The budget cuts are serious, and deans are limited in the responses they can make. Most can’t simply ask each department to take a small cut. Due to previous cuts, operating margins are razor-thin, and even a 2-percent cut would require cutting graduate student support or employees.

Moreover, due to union agreements, any employee fired would have to be nontenured or a lecturer. Yet the latter (along with grad students) do the most teaching and cost the least. Under the Responsibility Center Management budget allocation model, the result would be a net loss of funds for the college since it would mean fewer classes.

It is likely that most deans are going to see cutting out whole departments as the only option.
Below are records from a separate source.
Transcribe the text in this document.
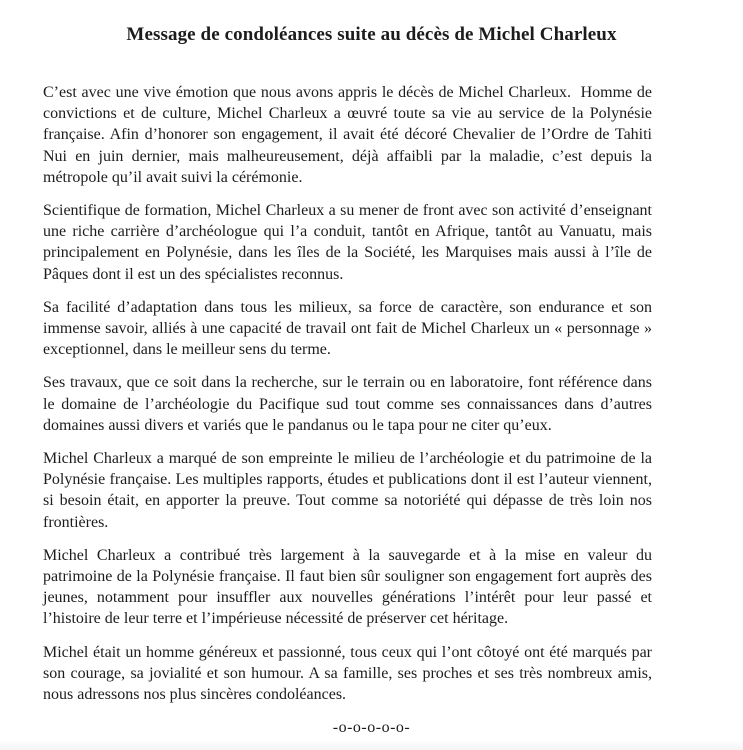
Message de condoléances suite au décès de Michel Charleux

C’est avec une vive émotion que nous avons appris le décès de Michel Charleux.  Homme de convictions et de culture, Michel Charleux a œuvré toute sa vie au service de la Polynésie française. Afin d’honorer son engagement, il avait été décoré Chevalier de l’Ordre de Tahiti Nui en juin dernier, mais malheureusement, déjà affaibli par la maladie, c’est depuis la métropole qu’il avait suivi la cérémonie.

Scientifique de formation, Michel Charleux a su mener de front avec son activité d’enseignant une riche carrière d’archéologue qui l’a conduit, tantôt en Afrique, tantôt au Vanuatu, mais principalement en Polynésie, dans les îles de la Société, les Marquises mais aussi à l’île de Pâques dont il est un des spécialistes reconnus.

Sa facilité d’adaptation dans tous les milieux, sa force de caractère, son endurance et son immense savoir, alliés à une capacité de travail ont fait de Michel Charleux un « personnage » exceptionnel, dans le meilleur sens du terme.

Ses travaux, que ce soit dans la recherche, sur le terrain ou en laboratoire, font référence dans le domaine de l’archéologie du Pacifique sud tout comme ses connaissances dans d’autres domaines aussi divers et variés que le pandanus ou le tapa pour ne citer qu’eux.

Michel Charleux a marqué de son empreinte le milieu de l’archéologie et du patrimoine de la Polynésie française. Les multiples rapports, études et publications dont il est l’auteur viennent, si besoin était, en apporter la preuve. Tout comme sa notoriété qui dépasse de très loin nos frontières.

Michel Charleux a contribué très largement à la sauvegarde et à la mise en valeur du patrimoine de la Polynésie française. Il faut bien sûr souligner son engagement fort auprès des jeunes, notamment pour insuffler aux nouvelles générations l’intérêt pour leur passé et l’histoire de leur terre et l’impérieuse nécessité de préserver cet héritage.

Michel était un homme généreux et passionné, tous ceux qui l’ont côtoyé ont été marqués par son courage, sa jovialité et son humour. A sa famille, ses proches et ses très nombreux amis, nous adressons nos plus sincères condoléances.

-o-o-o-o-o-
Why are we in this situation? Is it just the bad economy? Partially, but the reality is that the state legislature continues to favor making cuts to university funding. And though UF has raised tuition 60 percent during the past four years, the cuts have always exceeded the increase.

This is a national trend: State governments all over are deciding that public higher education isn’t a priority. The economy is bad, health care costs are rising, and they can’t pay for it all. Something has to give, and that something is higher education.

Why higher ed? A cynical person might suggest it’s because students don’t vote, though there are other reasons, too. Importantly, this has only a loose connection to the economy’s health. This trend was there before the economic downturn. The downturn just hastened it.

As this occurs, public universities have responded in the only way possible: cutting costs and raising tuition. At UF, there are 20 percent fewer professors in the College of Liberal Arts and Sciences than five years ago. Tuition has skyrocketed, doubling at public universities since 1994. Student loans have followed, topping $1 trillion recently. And tuition is going to get much higher here at UF.

Right now, the governor is considering signing a bill to allow UF to become much more independent and raise tuition rapidly to the national average. Most faculty want him to sign it. It’s the only way we survive as a top research and teaching university.

Nobody likes this. But state governments are no longer interested in funding public higher education. Ohio State gets less than 10 percent of its funds from state allocations. Its tuition is nearly twice that of UF’s. To survive, research universities have to become more independent. Student tuition has to skyrocket. The phrase “public university” will be used more sarcastically.

It’s the new reality. Welcome to it.